Selim Köse Apartmanı Davası: Savcı Şok Tavırla Mahkemeyi Terk Etti!
Hatay'da 6 Şubat depremlerinde yıkılan ve 43 kişinin yaşamını yitirdiği Selim Köse Apartmanı davasının ikinci duruşması, beklenmedik bir olayla sonuçlandı. Müşteki avukatı Seda Mutaf'ın açıklamalarına göre, savcı mütalaa vermeden duruşma salonunu terk etti. Bu durum, depremde yakınlarını kaybeden ailelerde büyük bir şaşkınlık ve hayal kırıklığı yarattı. Duruşmada yaşananlar ve avukatların tepkileri, adalet arayışının ne kadar zorlu olduğunu bir kez daha gözler önüne serdi.

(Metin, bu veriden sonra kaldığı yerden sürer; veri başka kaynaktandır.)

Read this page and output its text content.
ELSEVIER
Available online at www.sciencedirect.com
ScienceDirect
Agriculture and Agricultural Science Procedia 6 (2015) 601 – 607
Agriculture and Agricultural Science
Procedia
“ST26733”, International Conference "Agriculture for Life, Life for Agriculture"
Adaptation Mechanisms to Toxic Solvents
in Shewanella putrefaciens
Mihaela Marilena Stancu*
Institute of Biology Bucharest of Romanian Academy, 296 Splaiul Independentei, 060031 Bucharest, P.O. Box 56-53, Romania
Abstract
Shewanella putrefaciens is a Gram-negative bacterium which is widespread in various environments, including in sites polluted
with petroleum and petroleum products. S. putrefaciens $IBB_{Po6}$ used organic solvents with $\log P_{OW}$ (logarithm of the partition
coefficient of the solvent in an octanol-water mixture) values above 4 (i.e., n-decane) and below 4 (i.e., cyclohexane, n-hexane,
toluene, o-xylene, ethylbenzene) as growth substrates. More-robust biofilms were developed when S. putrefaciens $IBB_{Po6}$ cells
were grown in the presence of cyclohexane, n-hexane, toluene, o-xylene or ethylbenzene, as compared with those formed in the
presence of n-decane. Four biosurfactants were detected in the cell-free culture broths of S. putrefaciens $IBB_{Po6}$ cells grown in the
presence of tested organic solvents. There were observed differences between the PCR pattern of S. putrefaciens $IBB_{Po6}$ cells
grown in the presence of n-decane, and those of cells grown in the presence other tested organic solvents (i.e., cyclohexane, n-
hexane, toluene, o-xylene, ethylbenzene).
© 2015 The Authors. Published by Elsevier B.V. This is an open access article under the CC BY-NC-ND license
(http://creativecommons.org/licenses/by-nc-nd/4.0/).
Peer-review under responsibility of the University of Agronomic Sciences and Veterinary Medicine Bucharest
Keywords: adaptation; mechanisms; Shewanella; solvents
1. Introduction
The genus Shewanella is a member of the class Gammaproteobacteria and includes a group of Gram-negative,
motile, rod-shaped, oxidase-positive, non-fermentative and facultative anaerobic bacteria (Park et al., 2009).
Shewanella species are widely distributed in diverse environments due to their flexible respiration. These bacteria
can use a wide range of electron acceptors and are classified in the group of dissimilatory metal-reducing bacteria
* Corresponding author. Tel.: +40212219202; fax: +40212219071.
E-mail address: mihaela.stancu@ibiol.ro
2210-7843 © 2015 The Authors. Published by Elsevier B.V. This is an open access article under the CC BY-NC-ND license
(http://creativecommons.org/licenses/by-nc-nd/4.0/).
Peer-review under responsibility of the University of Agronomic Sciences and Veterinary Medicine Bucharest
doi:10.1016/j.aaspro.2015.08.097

Selim Köse Apartmanı Davasında Şok Gelişme
Kahramanmaraş merkezli 6 Şubat depremlerinde, Hatay'ın Antakya ilçesi Odabaşı Mahallesi'nde bulunan Selim Köse Apartmanı'nın yıkılması sonucu 43 kişi hayatını kaybetti, 5 kişi yaralandı. Olayın ardından Hatay Cumhuriyet Başsavcılığı, müteahhit Hasan Köse, yapı denetim firması yetkilisi Heysem Ezer, şantiye şefi Mehmet Ezer ve kontrol elemanı Gülseren Altundağ Tatlı hakkında "bilinçli taksirle birden fazla kişinin ölümüne neden olma" suçundan dava açtı.
Hatay 1. Ağır Ceza Mahkemesi'nde görülen ikinci duruşmaya, depremde yakınlarını kaybeden aileler, tutuksuz sanıklar ve avukatlar katıldı. Duruşmada müştekiler, suçluların cezalandırılmasını talep etti. Bir müşteki, "Acımdan konuşamayacak durumdayım. Enkazda kaldım, yaralandım. Bir daha yürüyememe ihtimalim vardı. Mucize oldu, yürüyorum. Suçluların cezalandırılmasını istiyorum" dedi.
Başka bir müşteki ise dört gün boyunca enkaz başında cenazelerin çıkarılmasını beklediğini belirterek, "Kimse yanımızda yoktu. AFAD'dan kurtarma için gelenler çok kalitesiz malzeme kullanıldığını söylediler. Herkes kendini savunuyor. Bu binaya ilk gelenlerdenim. Binada hiçbir değişiklik yapılmadı" şeklinde konuştu.
Savcı Neden Mütalaa Vermedi?
Duruşma sonrası açıklama yapan müşteki avukatı Seda Mutaf, savcının mütalaa vermeden duruşma salonunu terk etmesine tepki gösterdi. Mutaf, "Çok nadir karşılaştığımız bir şey oldu. Savcı tutuklama talepleri ya da adli kontrolün devamıyla ilgili bir mütalaada bile bulunmadı, duruşma salonundan çıktı. Biz hakime 'Savcı mütalaada bulunmadı, tutuklama taleplerimiz var' dediğimizde hakim 'Bulunmadı, ne yapabilirim' şeklinde cevap verdi" dedi.
Bu durum, davaya olan güveni sarsarken, ailelerin adalet beklentisini daha da artırdı. Savcının bu beklenmedik tavrı, davanın seyrini nasıl etkileyeceği merak konusu.
Davanın Geleceği Ne Olacak?
Mahkeme heyeti, sanıkların duruşmalardan vareste tutulmasına karar verirken, yeni bilirkişi raporunun beklenmesine hükmetti ve duruşmayı 2 Ekim'e erteledi. Davanın geleceği, bilirkişi raporunun sonuçlarına ve savcının tutumuna bağlı olacak. Aileler, adalet yerini bulana kadar mücadele etmeye kararlı.
Bu tür davaların kamuoyu vicdanında yarattığı derin etki düşünüldüğünde, yargı sürecinin şeffaf ve adil bir şekilde yürütülmesi büyük önem taşıyor. Selim Köse Apartmanı davası, sadece 43 kişinin hayatını kaybetmesiyle değil, aynı zamanda adalet sisteminin işleyişine dair önemli soruları da gündeme getiriyor. Dava sürecinin nasıl ilerleyeceği ve adaletin sağlanıp sağlanamayacağı, önümüzdeki günlerde yakından takip edilecek.